The new appointments follow November’s move by Tesla to appoint Australian telecoms executive Robyn Denholm as its new chairman.
In August, Mr Musk posted a tweet saying that he had secured funding to take the electric car maker off the stock market and make it a private company.
He claimed that the funding proposal would value Tesla at $420 per share. Shares in the company briefly rose after his announcement, but later fell again.
The SEC said the claim was “false and misleading”, and decided to sue him for alleged securities fraud.
Although he agreed to step down as chairman and pay a $20m (£15m) settlement fine, Mr Musk said recently that he does not respect the SEC.
The SEC settlement follows a turbulent year for Tesla and Mr Musk.
In February, Tesla reported a record quarterly loss, partly caused by the carmaker’s revamp of its manufacturing process to boost output of the Model 3.
The revamp was needed after a surge of orders in 2017 saw it struggling to meet manufacturing targets and deliver cars to customers.
This prompted worries about Tesla’s finances and fanned concerns that customers would get impatient and cancel their bookings.

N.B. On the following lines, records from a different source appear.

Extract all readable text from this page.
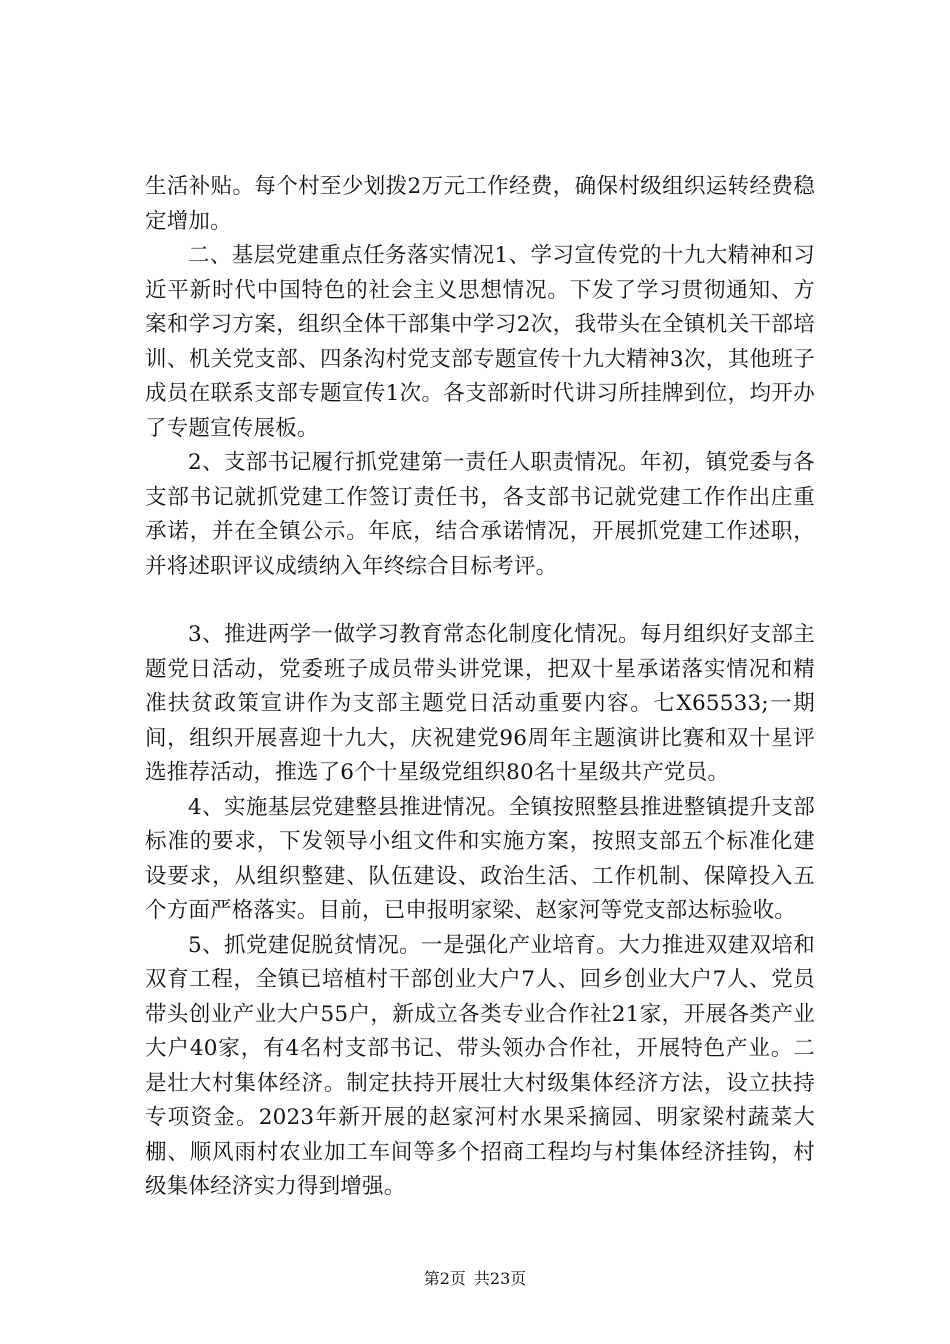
生活补贴。每个村至少划拨2万元工作经费，确保村级组织运转经费稳定增加。

二、基层党建重点任务落实情况1、学习宣传党的十九大精神和习近平新时代中国特色的社会主义思想情况。下发了学习贯彻通知、方案和学习方案，组织全体干部集中学习2次，我带头在全镇机关干部培训、机关党支部、四条沟村党支部专题宣传十九大精神3次，其他班子成员在联系支部专题宣传1次。各支部新时代讲习所挂牌到位，均开办了专题宣传展板。

2、支部书记履行抓党建第一责任人职责情况。年初，镇党委与各支部书记就抓党建工作签订责任书，各支部书记就党建工作作出庄重承诺，并在全镇公示。年底，结合承诺情况，开展抓党建工作述职，并将述职评议成绩纳入年终综合目标考评。

3、推进两学一做学习教育常态化制度化情况。每月组织好支部主题党日活动，党委班子成员带头讲党课，把双十星承诺落实情况和精准扶贫政策宣讲作为支部主题党日活动重要内容。七X65533;一期间，组织开展喜迎十九大，庆祝建党96周年主题演讲比赛和双十星评选推荐活动，推选了6个十星级党组织80名十星级共产党员。

4、实施基层党建整县推进情况。全镇按照整县推进整镇提升支部标准的要求，下发领导小组文件和实施方案，按照支部五个标准化建设要求，从组织整建、队伍建设、政治生活、工作机制、保障投入五个方面严格落实。目前，已申报明家梁、赵家河等党支部达标验收。

5、抓党建促脱贫情况。一是强化产业培育。大力推进双建双培和双育工程，全镇已培植村干部创业大户7人、回乡创业大户7人、党员带头创业产业大户55户，新成立各类专业合作社21家，开展各类产业大户40家，有4名村支部书记、带头领办合作社，开展特色产业。二是壮大村集体经济。制定扶持开展壮大村级集体经济方法，设立扶持专项资金。2023年新开展的赵家河村水果采摘园、明家梁村蔬菜大棚、顺风雨村农业加工车间等多个招商工程均与村集体经济挂钩，村级集体经济实力得到增强。

第2页 共23页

In June, Tesla cut 9% of its workforce as part of a restructuring intended to reduce costs and boost profitability.
In October the carmaker reported a quarterly profit for just the third time in its 15-year history.
In a striking and emotional interview to the New York Times in August, Mr Musk said he had not been on drugs when he posted the tweets about taking Tesla private.
He did however say that he was exhausted after working 120 hour weeks, and that the past year had been the “most difficult and painful” of his career.